Alan Cleary, managing director of Precise Mortgages, said: “Whilst it appears a ludicrous stance for the Scottish Government to take it doesn’t materially affect our decision to lend in Scotland.
“In any event, I expect the quality of the lending to be so good so as to render the need for possession proceedings a rare event!”
The Council of Mortgage Lenders also issued a statement saying it is disappointed with today’s decision and called the effect it would have on lenders “perverse”.
The lender trade body alluded to the fact that most respondents to the government’s consultation would support a reversal of the judgement in November 2010 which has led to lenders needing to serve a calling up notice and wait two months before they can start court proceedings for repossession.
The CML said this delay can be detrimental both to lenders and to distressed borrowers.
CML policy adviser for Scotland, Kennedy Foster, said: “It is disappointing to find that, even though the majority of respondents to the consultation agreed with our views that there would be negative, long-term implications from this judgement, the Scottish Government have decided to do nothing.
“While the industry waits for the Scottish Law Commission’s review of this area in the next couple of years, borrowers and lenders will face adverse consequences through higher costs and extensive delays.”
In its response to the consultation, the CML said: “Post-Wilson, it is now more time consuming for a lender to obtain possession in Scotland than in any other jurisdiction of the UK.
“We fully accept that there needs to be a balance between the rights of lenders as creditors and the rights of borrowers as debtors but in our view the balance in favour of borrowers certainly in the case of regulated mortgage lending following the Wilson case has probably gone too far and may not be in their best interests.
“Both existing and future borrowers who are served with calling up notices are likely to experience delays and the associated costs, most notably through contractual interest, brought by the new process.
“It is difficult to understand how the serving of the calling up notice provides any additional protections to the borrower.
“A calling up notice under the 1970 Act requires to be served on the borrower and will require repayment of the principal amount owed plus interest and expenses within a 2 month period from the date of the Notice.
“The borrower will already have been informed by the lender within 15 days of going into arrears of the level of outstanding arrears and the total amount due with this information being effectively duplicated by the calling up notice.
“The lender will also have used reasonable efforts to try to come to an arrangement with the borrower regarding repayment of the arrears. It is hard to see any additional benefit of a two month period required by the calling up notice.”

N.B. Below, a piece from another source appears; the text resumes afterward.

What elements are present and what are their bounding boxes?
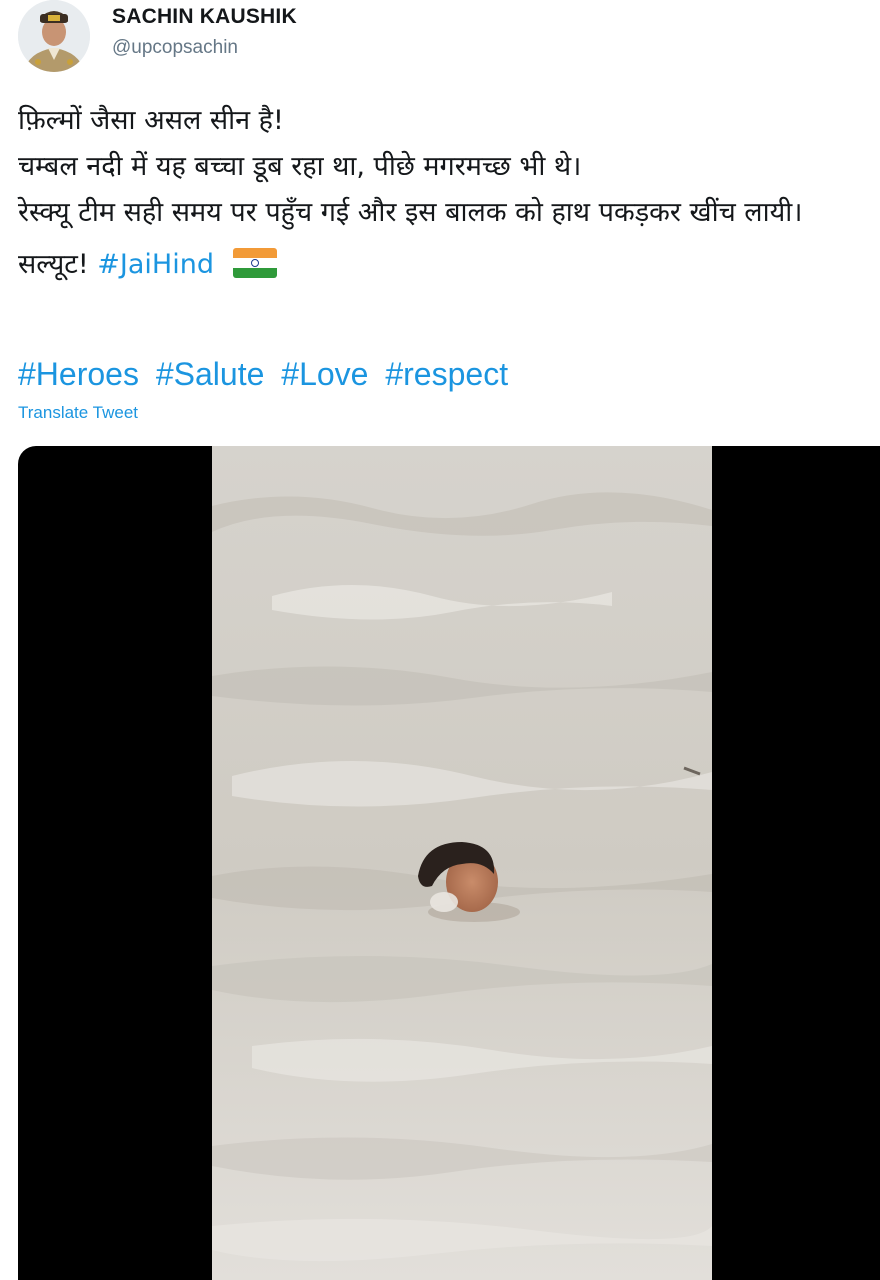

The CML said during that two month period additional interest will accrue on the loan; there will be additional costs which will require to be borne by the borrower in respect of the serving of the calling up notice and the lender’s administration of any arrears; and there is also the potential for property prices to fall in that period or for there to be deterioration in the condition of the property which could lead to increased shortfall debt when the property is eventually sold.